The Kona Manta Night Dive
Every year at the Kona Classic there's one dive that even the pros make sure they clear their schedule to experience: the Manta Night Dive. For me, this is one of the top five big-animal experiences in the world. This year when we arrived -- in fact, on the day we arrived the Kona established a new record: 36 mantas on one dive. And the subsequent two days saw the water crowded with more than 20 mantas. Now, I've done this dive a few times and seen 15 on one dive, which was mind-boggling. Honestly, just one or two pretty much blows me away. When I did the dive with 15, the water was so thick with mantas that I had to wait on the swim step for 10 minutes while a manta somersaulted in endless circles off the stern of the boat. If I'd strided in I would've landed right on top of it. But 36. Or even 20. I simply can't fathom how electric that scene would be. You could practically walk on water with that many mantas around.

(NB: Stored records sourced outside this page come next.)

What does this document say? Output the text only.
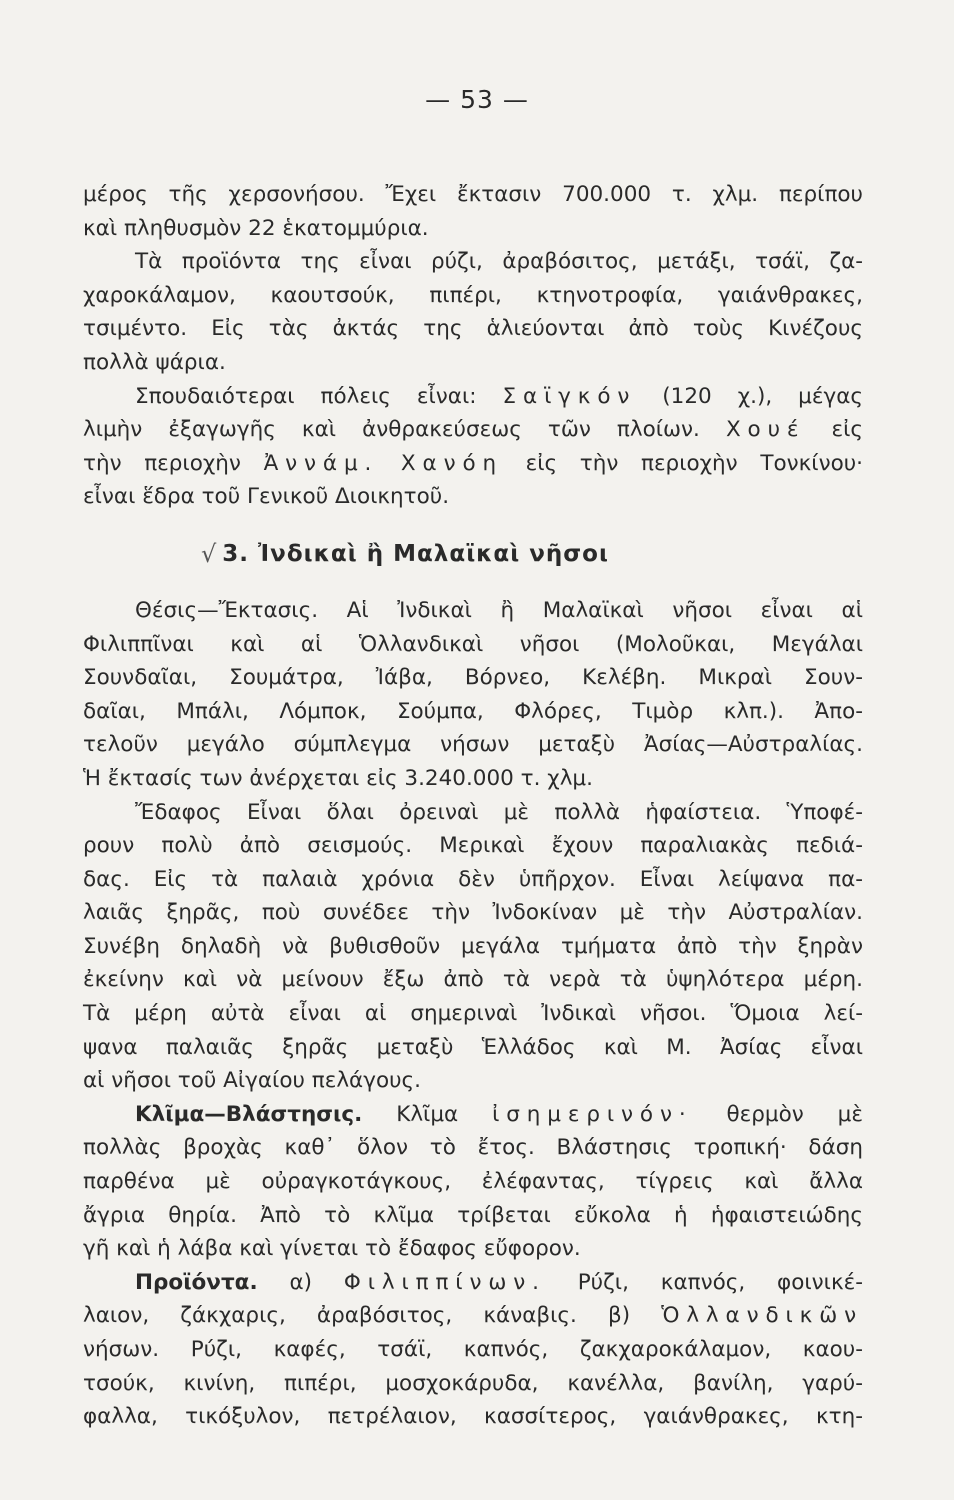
— 53 —
μέρος τῆς χερσονήσου. Ἔχει ἔκτασιν 700.000 τ. χλμ. περίπου
καὶ πληθυσμὸν 22 ἑκατομμύρια.
Τὰ προϊόντα της εἶναι ρύζι, ἀραβόσιτος, μετάξι, τσάϊ, ζα-
χαροκάλαμον, καουτσούκ, πιπέρι, κτηνοτροφία, γαιάνθρακες,
τσιμέντο. Εἰς τὰς ἀκτάς της ἁλιεύονται ἀπὸ τοὺς Κινέζους
πολλὰ ψάρια.
Σπουδαιότεραι πόλεις εἶναι: Σαϊγκόν (120 χ.), μέγας
λιμὴν ἐξαγωγῆς καὶ ἀνθρακεύσεως τῶν πλοίων. Χουέ εἰς
τὴν περιοχὴν Ἀννάμ. Χανόη εἰς τὴν περιοχὴν Τονκίνου·
εἶναι ἕδρα τοῦ Γενικοῦ Διοικητοῦ.
√ 3. Ἰνδικαὶ ἢ Μαλαϊκαὶ νῆσοι
Θέσις—Ἔκτασις. Αἱ Ἰνδικαὶ ἢ Μαλαϊκαὶ νῆσοι εἶναι αἱ
Φιλιππῖναι καὶ αἱ Ὁλλανδικαὶ νῆσοι (Μολοῦκαι, Μεγάλαι
Σουνδαῖαι, Σουμάτρα, Ἰάβα, Βόρνεο, Κελέβη. Μικραὶ Σουν-
δαῖαι, Μπάλι, Λόμποκ, Σούμπα, Φλόρες, Τιμὸρ κλπ.). Ἀπο-
τελοῦν μεγάλο σύμπλεγμα νήσων μεταξὺ Ἀσίας—Αὐστραλίας.
Ἡ ἔκτασίς των ἀνέρχεται εἰς 3.240.000 τ. χλμ.
Ἔδαφος Εἶναι ὅλαι ὀρειναὶ μὲ πολλὰ ἡφαίστεια. Ὑποφέ-
ρουν πολὺ ἀπὸ σεισμούς. Μερικαὶ ἔχουν παραλιακὰς πεδιά-
δας. Εἰς τὰ παλαιὰ χρόνια δὲν ὑπῆρχον. Εἶναι λείψανα πα-
λαιᾶς ξηρᾶς, ποὺ συνέδεε τὴν Ἰνδοκίναν μὲ τὴν Αὐστραλίαν.
Συνέβη δηλαδὴ νὰ βυθισθοῦν μεγάλα τμήματα ἀπὸ τὴν ξηρὰν
ἐκείνην καὶ νὰ μείνουν ἔξω ἀπὸ τὰ νερὰ τὰ ὑψηλότερα μέρη.
Τὰ μέρη αὐτὰ εἶναι αἱ σημεριναὶ Ἰνδικαὶ νῆσοι. Ὅμοια λεί-
ψανα παλαιᾶς ξηρᾶς μεταξὺ Ἑλλάδος καὶ Μ. Ἀσίας εἶναι
αἱ νῆσοι τοῦ Αἰγαίου πελάγους.
Κλῖμα—Βλάστησις. Κλῖμα ἰσημερινόν· θερμὸν μὲ
πολλὰς βροχὰς καθ᾽ ὅλον τὸ ἔτος. Βλάστησις τροπική· δάση
παρθένα μὲ οὐραγκοτάγκους, ἐλέφαντας, τίγρεις καὶ ἄλλα
ἄγρια θηρία. Ἀπὸ τὸ κλῖμα τρίβεται εὔκολα ἡ ἡφαιστειώδης
γῆ καὶ ἡ λάβα καὶ γίνεται τὸ ἔδαφος εὔφορον.
Προϊόντα. α) Φιλιππίνων. Ρύζι, καπνός, φοινικέ-
λαιον, ζάκχαρις, ἀραβόσιτος, κάναβις. β) Ὁλλανδικῶν
νήσων. Ρύζι, καφές, τσάϊ, καπνός, ζακχαροκάλαμον, καου-
τσούκ, κινίνη, πιπέρι, μοσχοκάρυδα, κανέλλα, βανίλη, γαρύ-
φαλλα, τικόξυλον, πετρέλαιον, κασσίτερος, γαιάνθρακες, κτη-
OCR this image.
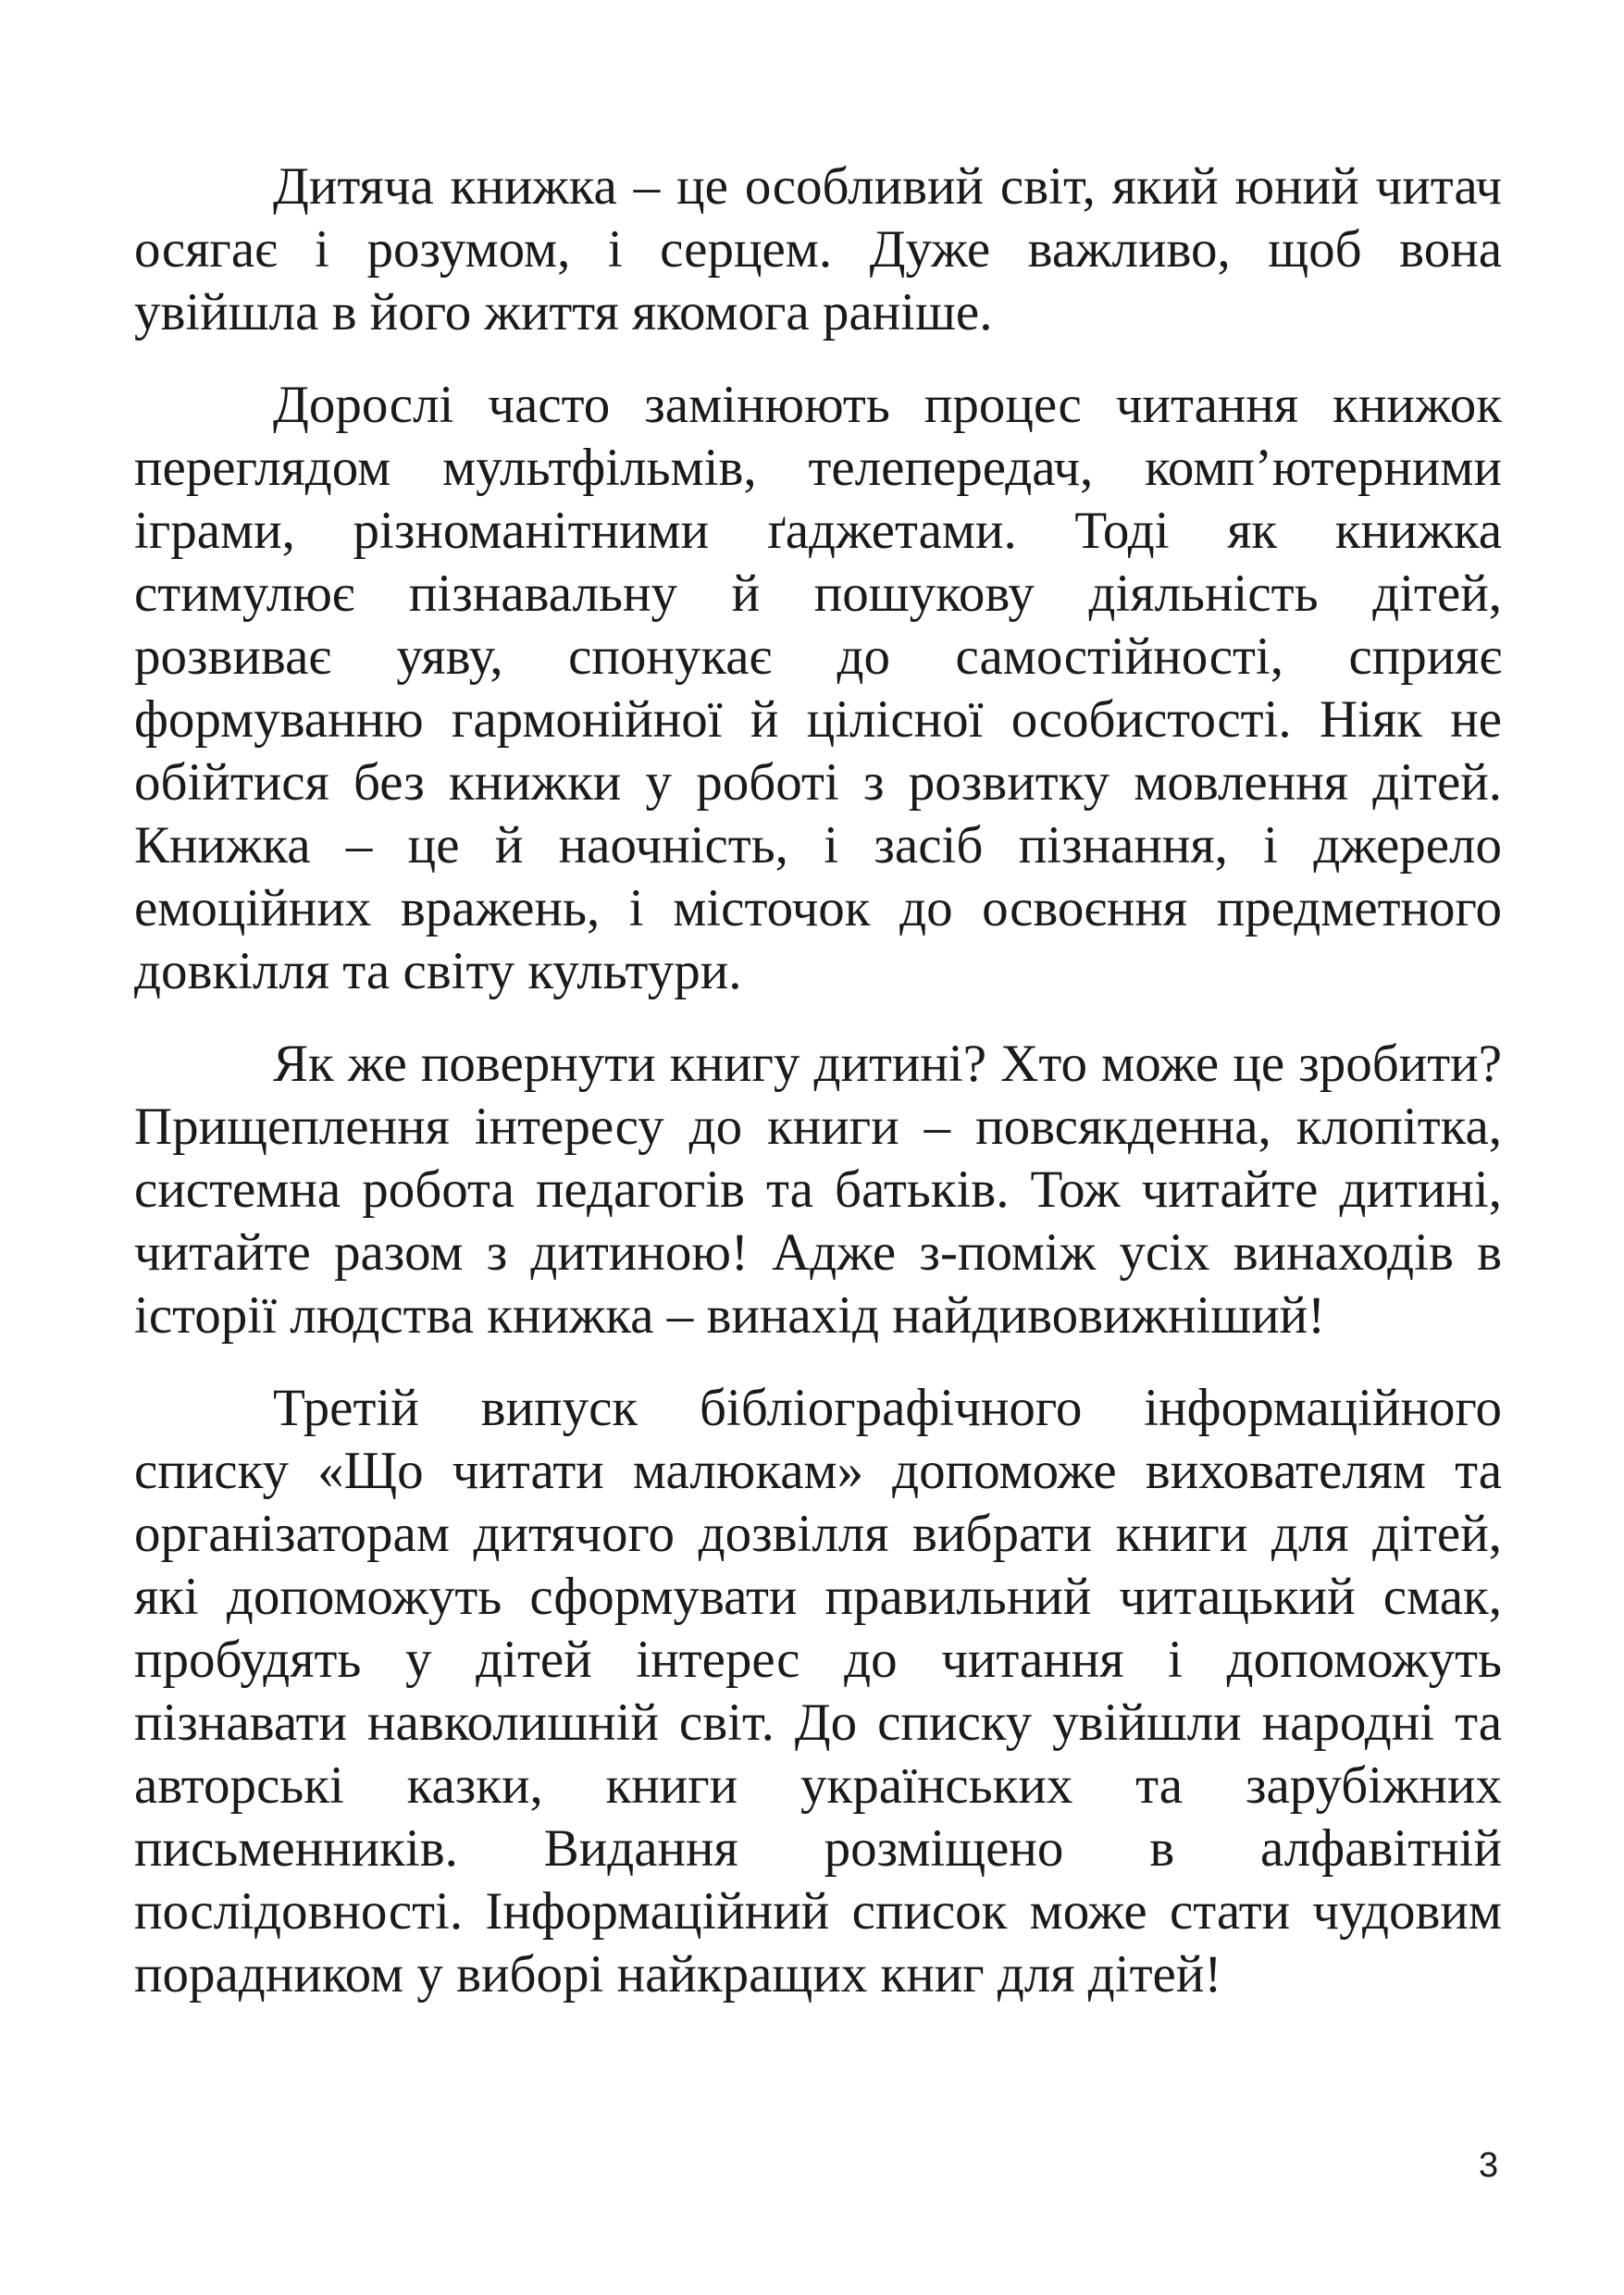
Дитяча книжка – це особливий світ, який юний читач осягає і розумом, і серцем. Дуже важливо, щоб вона увійшла в його життя якомога раніше.

Дорослі часто замінюють процес читання книжок переглядом мультфільмів, телепередач, комп’ютерними іграми, різноманітними ґаджетами. Тоді як книжка стимулює пізнавальну й пошукову діяльність дітей, розвиває уяву, спонукає до самостійності, сприяє формуванню гармонійної й цілісної особистості. Ніяк не обійтися без книжки у роботі з розвитку мовлення дітей. Книжка – це й наочність, і засіб пізнання, і джерело емоційних вражень, і місточок до освоєння предметного довкілля та світу культури.

Як же повернути книгу дитині? Хто може це зробити? Прищеплення інтересу до книги – повсякденна, клопітка, системна робота педагогів та батьків. Тож читайте дитині, читайте разом з дитиною! Адже з-поміж усіх винаходів в історії людства книжка – винахід найдивовижніший!

Третій випуск бібліографічного інформаційного списку «Що читати малюкам» допоможе вихователям та організаторам дитячого дозвілля вибрати книги для дітей, які допоможуть сформувати правильний читацький смак, пробудять у дітей інтерес до читання і допоможуть пізнавати навколишній світ. До списку увійшли народні та авторські казки, книги українських та зарубіжних письменників. Видання розміщено в алфавітній послідовності. Інформаційний список може стати чудовим порадником у виборі найкращих книг для дітей!

3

The dive takes place at Garden Eel Cove, near the airport. Lights are placed on the bottom pointing straight up and divers form a ring around the lights. The lights attract plankton and the mantas sweep in from the dark water to feast on this buffet. If you hold your light up, the mantas somersault right over your head. As it is, they sweep in, mouths agape, and when they come straight at you, it seems as if you'll get swept in too, right along with the thick soup of plankton. But they veer just over your head at the last minute. At first it's unnerving, then simply breathtaking.
When we did the dive this year, we had about 12 by most counts. The mantas' sizes ranged from 12-foot wingspans to 5-footers. Both divers and snorkelers got up close to these normally elusive and skittish creatures. First-timers were rendered speechless.
It's truly one of the best shows on Earth. A privilege, really. And it occurs nowhere else on the planet and is accompanied by a laundry list of other great encounters off Kona, from pilot whales and oceanic whitetips in the open ocean, to frogfish, sea turtles and dragon morays on the reef -- all in water that rarely dips below 100 feet of viz. Best of all, you don't need to worry about a weak dollar to dive this Pacific paradise.